Alors que des groupes d’extrême droite multiplient les actions, le ministre de l’intérieur a proposé la dissolution de trois d’entre eux. Une annonce symbolique et une fermeté affichée qui tranchent avec ses silences passés et les discours qu’il tient pour défendre son projet de loi immigration.
Un homme, deux discours. Alors que des groupes d’extrême droite multiplient, ces derniers jours, les actions punitives et racistes, Gérald Darmanin s’est exprimé mardi 28 novembre, sur France Inter puis à l’Assemblée nationale, pour condamner ces « mobilisations ». « Je ne laisserai aucune milice, qu’elle soit d’extrême droite ou de n’importe quel courant radical, faire la loi à la place des procureurs de la République, des policiers et des gendarmes », a-t-il indiqué, en expliquant que la France avait évité « un scénario de petite guerre civile ».
Le ministre de l’intérieur a également annoncé avoir engagé une procédure de dissolution contre trois de ces groupes (...)
Outil administratif conçu contre les groupes factieux, la dissolution est avant tout utilisée comme une arme de communication et de neutralisation politique. Comme Mediapart l’a déjà raconté, le rythme des procédures s’est accéléré depuis l’arrivée de Gérald Darmanin Place Beauvau. (...)
Comme l’expliquait à Mediapart un ancien des services de renseignement, la dissolution ne peut fonctionner que si elle s’accompagne d’un « suivi des services de renseignement d’une part, et [d’]une action judiciaire d’autre part (condamnations, etc.) ».
Or, trop souvent en de pareils cas, l’intention du gouvernement fut d’abord médiatique et symbolique, sans s’accompagner d’un suivi réel, ce qui a permis à certains groupes d’extrême droite de se reconstituer sous un autre nom (...)
Trente-trois groupes dissous sous la présidence Macron (...)
La fermeté des propos tenus mardi par Gérald Darmanin tranche considérablement avec la liste de ses silences concernant les nombreuses irruptions violentes de l’extrême droite à travers le pays. Occupé à communiquer sur le « terrorisme intellectuel d’extrême gauche », l’« écoterrorisme » ou l’« ensauvagement » de la société, le ministre de l’intérieur s’est surtout employé, au cours des dernières années, à renvoyer dos à dos, l’extrême droite et ce qu’il aime à qualifier d’« extrême gauche », selon la rhétorique désormais installée du pouvoir macroniste.
Lien entre « insécurité » et « immigration » (...)
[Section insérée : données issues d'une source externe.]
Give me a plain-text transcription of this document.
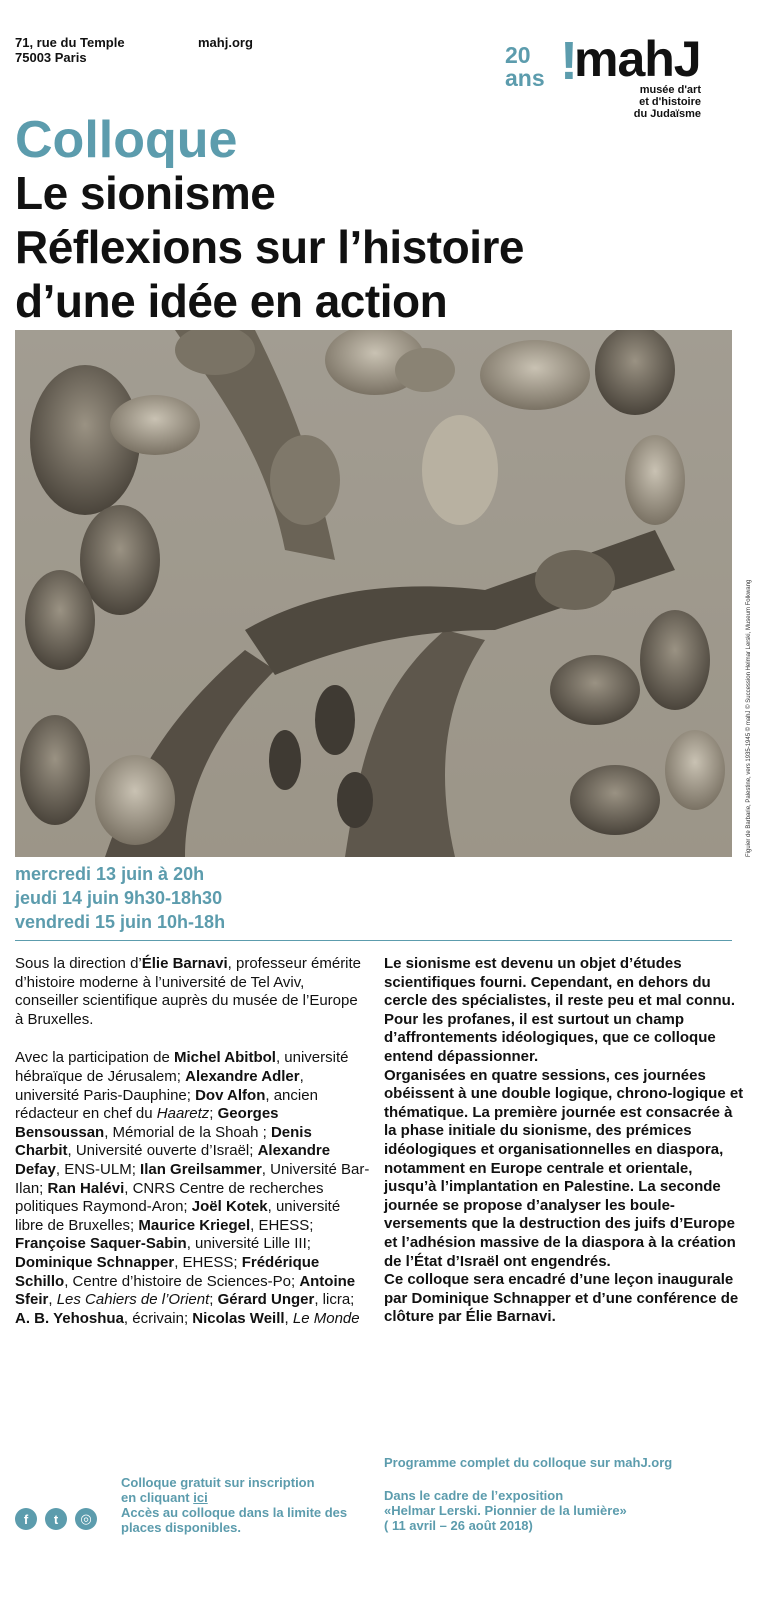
71, rue du Temple
75003 Paris
mahj.org	20
ans !
mahJ
musée d'art
et d'histoire
du Judaïsme
Colloque
Le sionisme
Réflexions sur l’histoire
d’une idée en action
Figuier de Barbarie, Palestine, vers 1935-1945 © mahJ © Succession Helmar Lerski, Museum Folkwang
mercredi 13 juin à 20h
jeudi 14 juin 9h30-18h30
vendredi 15 juin 10h-18h

Sous la direction d’Élie Barnavi, professeur émérite d’histoire moderne à l’université de Tel Aviv, conseiller scientifique auprès du musée de l’Europe à Bruxelles.

Avec la participation de Michel Abitbol, université hébraïque de Jérusalem; Alexandre Adler, université Paris-Dauphine; Dov Alfon, ancien rédacteur en chef du Haaretz; Georges Bensoussan, Mémorial de la Shoah ; Denis Charbit, Université ouverte d’Israël; Alexandre Defay, ENS-ULM; Ilan Greilsammer, Université Bar-Ilan; Ran Halévi, CNRS Centre de recherches politiques Raymond-Aron; Joël Kotek, université libre de Bruxelles; Maurice Kriegel, EHESS; Françoise Saquer-Sabin, université Lille III; Dominique Schnapper, EHESS; Frédérique Schillo, Centre d’histoire de Sciences-Po; Antoine Sfeir, Les Cahiers de l’Orient; Gérard Unger, licra; A. B. Yehoshua, écrivain; Nicolas Weill, Le Monde

Le sionisme est devenu un objet d’études scientifiques fourni. Cependant, en dehors du cercle des spécialistes, il reste peu et mal connu. Pour les profanes, il est surtout un champ d’affrontements idéologiques, que ce colloque entend dépassionner.

Organisées en quatre sessions, ces journées obéissent à une double logique, chrono-logique et thématique. La première journée est consacrée à la phase initiale du sionisme, des prémices idéologiques et organisationnelles en diaspora, notamment en Europe centrale et orientale, jusqu’à l’implantation en Palestine. La seconde journée se propose d’analyser les boule-versements que la destruction des juifs d’Europe et l’adhésion massive de la diaspora à la création de l’État d’Israël ont engendrés.

Ce colloque sera encadré d’une leçon inaugurale par Dominique Schnapper et d’une conférence de clôture par Élie Barnavi.

Programme complet du colloque sur mahJ.org
Colloque gratuit sur inscription
en cliquant ici
Accès au colloque dans la limite des
places disponibles.
Dans le cadre de l’exposition
«Helmar Lerski. Pionnier de la lumière»
( 11 avril – 26 août 2018)
f	t	◎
. « Les étrangers représentent 7 % de la population française et commettent 19 % des actes de délinquance. Refuser de le voir, ce serait nier le réel », avait-il indiqué au Figaro, en août 2022, pour justifier sa réforme sur l’immigration. Des propos qui avaient d’ailleurs permis à Marine Le Pen d’expliquer que Gérald Darmanin donnait raison au Rassemblement national (RN) sur « un certain nombre de sujets essentiels ».
Souhaitant faire passer son projet de loi sans recourir à l’article 49-3 de la Constitution, le ministre de l’intérieur continue de donner des gages à la droite Les Républicains (LR), dont les idées se confondent avec celles de l’extrême droite (...)
Non content de s’être illustré en jugeant Marine Le Pen « trop molle », en citant Jacques Bainville, figure de l’Action française et ami de Maurras, en plein hémicycle au Palais-Bourbon ou en accusant le joueur de football Karim Benzema d’être « notoirement proche des Frères musulmans » sans aucun élément, Gérald Darmanin est aussi le premier ministre de poids du gouvernement à s’être exprimé dans les colonnes du Journal du dimanche depuis l’arrivée à la tête de l’hebdomadaire du journaliste d’extrême droite Geoffroy Lejeune.
C’est ce même journal qui, un petit mois après cet « entretien exclusif », décidera de titrer sur les « prénoms des majeurs gardés à vue dans l’enquête » sur le meurtre de Thomas. Comme il l’avait fait en débattant cordialement avec Éric Zemmour, définitivement condamné à deux reprises pour provocation à la haine, le ministre de l’intérieur a ainsi largement alimenté l’entreprise de normalisation de l’extrême droite dans l’espace public. Celle-là même qui se sent aujourd’hui autorisée à descendre dans les rues.